I hate to even think this, but it is looking like my only solution is to start going to bed at the same hideously early hour my husband does, which is usually by 8:00. Maybe I could stretch it to 9:00...or 9:30???
Anyway, something must be done. Soon.
I've gained a couple more pounds as I've sat here being a slug this summer. It isn't much, but I can really tell. I hate it. I already had a lot of weight to lose. I'm not feeling well. My aches and pains seem to have multiplied. My thoughts are filled with fears of what's going to happen if I don't get a handle on this. As one book I read a while back stated, "You don't see fat people in nursing homes." That's because they die before they get that far!!!
So, I'm going to put my new resolve to change my thought patterns from negative to positive based on God's truth to use and train myself to behave differently, too.

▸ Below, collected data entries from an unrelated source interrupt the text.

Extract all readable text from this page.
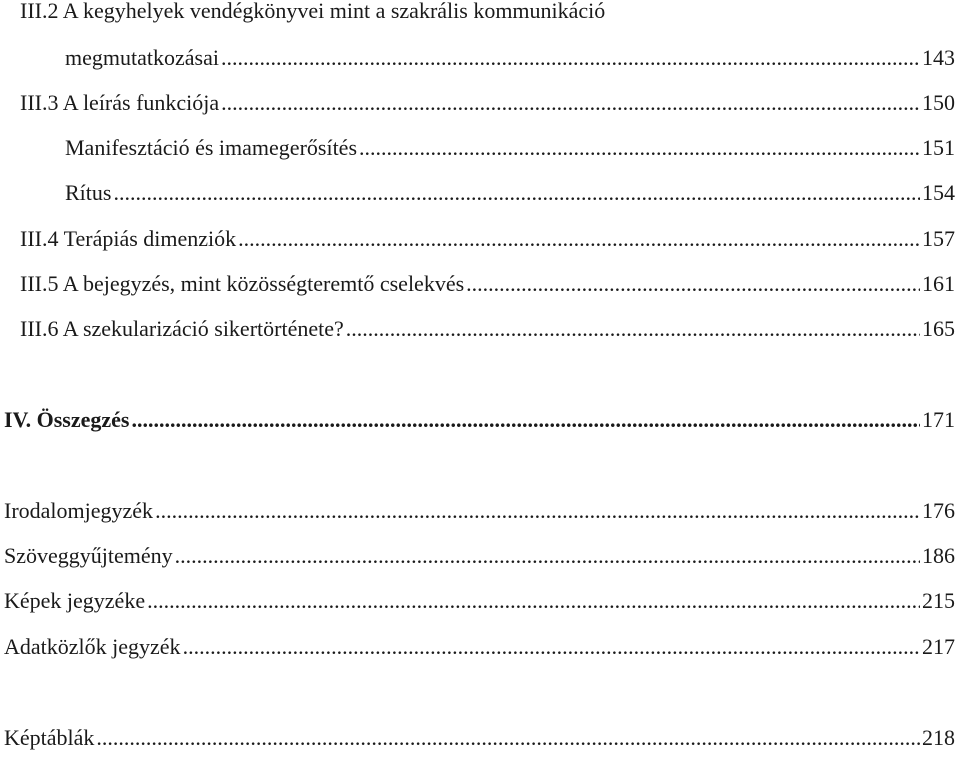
III.2 A kegyhelyek vendégkönyvei mint a szakrális kommunikáció
megmutatkozásai .....	143
III.3 A leírás funkciója .....	150
Manifesztáció és imamegerősítés .....	151
Rítus .....	154
III.4 Terápiás dimenziók .....	157
III.5 A bejegyzés, mint közösségteremtő cselekvés .....	161
III.6 A szekularizáció sikertörténete? .....	165
IV. Összegzés .....	171
Irodalomjegyzék .....	176
Szöveggyűjtemény .....	186
Képek jegyzéke .....	215
Adatközlők jegyzék .....	217
Képtáblák .....	218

I want to get back to working out every day. Arthritis and other aches keep me from doing a lot of things I want to do, things that I used to enjoy doing. I know that if I can get some of this weight off it will, if not cure my pain, at least reduce it and that in turn will make it easier to do more things.

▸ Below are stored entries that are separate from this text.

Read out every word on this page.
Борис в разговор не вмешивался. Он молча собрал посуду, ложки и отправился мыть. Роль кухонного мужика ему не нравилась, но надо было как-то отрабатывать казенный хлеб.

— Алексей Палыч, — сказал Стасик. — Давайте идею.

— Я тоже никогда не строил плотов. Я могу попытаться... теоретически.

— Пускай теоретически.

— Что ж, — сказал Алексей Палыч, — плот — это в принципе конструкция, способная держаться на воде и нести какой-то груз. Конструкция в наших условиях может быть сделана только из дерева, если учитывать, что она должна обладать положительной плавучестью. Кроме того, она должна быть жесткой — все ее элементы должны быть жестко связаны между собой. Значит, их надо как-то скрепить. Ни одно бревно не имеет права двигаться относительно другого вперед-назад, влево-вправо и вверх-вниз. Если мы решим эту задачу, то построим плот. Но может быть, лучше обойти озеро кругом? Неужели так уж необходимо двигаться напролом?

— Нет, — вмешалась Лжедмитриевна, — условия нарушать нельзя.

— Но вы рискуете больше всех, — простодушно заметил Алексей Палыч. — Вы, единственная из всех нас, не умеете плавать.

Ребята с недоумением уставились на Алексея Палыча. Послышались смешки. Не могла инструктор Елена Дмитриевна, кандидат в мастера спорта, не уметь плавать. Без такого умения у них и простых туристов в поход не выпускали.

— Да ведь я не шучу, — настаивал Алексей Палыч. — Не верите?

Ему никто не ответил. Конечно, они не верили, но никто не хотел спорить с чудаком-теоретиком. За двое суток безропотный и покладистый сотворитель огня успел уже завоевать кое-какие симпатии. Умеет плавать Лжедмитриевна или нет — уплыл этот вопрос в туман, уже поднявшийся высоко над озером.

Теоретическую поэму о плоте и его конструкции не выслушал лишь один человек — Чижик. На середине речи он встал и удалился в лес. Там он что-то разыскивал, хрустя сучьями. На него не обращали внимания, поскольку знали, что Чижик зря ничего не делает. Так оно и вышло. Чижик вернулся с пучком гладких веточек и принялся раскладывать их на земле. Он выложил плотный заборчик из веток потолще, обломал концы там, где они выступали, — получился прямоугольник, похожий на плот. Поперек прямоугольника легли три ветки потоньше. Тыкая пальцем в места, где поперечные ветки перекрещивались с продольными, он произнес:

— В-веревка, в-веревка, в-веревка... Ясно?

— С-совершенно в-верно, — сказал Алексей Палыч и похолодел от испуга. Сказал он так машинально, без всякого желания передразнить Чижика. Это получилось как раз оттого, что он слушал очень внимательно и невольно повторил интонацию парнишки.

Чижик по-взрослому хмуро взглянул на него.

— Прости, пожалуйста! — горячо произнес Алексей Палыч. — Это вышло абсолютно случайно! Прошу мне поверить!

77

I also want to change my eating habits. Friends of mine have given up carbs and sugars and practice intermittent fasting. They have shared that they feel so much better...that all the little aches and pains and discomforts have disappeared. I'd like to do that. I am weak and it doesn't help that my husband has no interest in following a diet plan. I've made up my mind that I am going to start trying to prepare healthy meals and he can deal with it. If he doesn't like it, he will do what he's been doing all along and going through the fast food drive-thru while he's at work. So be it. I just can't have the stuff in the house or I will eat it.
Well, I just wanted to share with you where I'm at and what I hope to do. Please feel free to hold me accountable and even give me a good swift kick in the backside when I need it.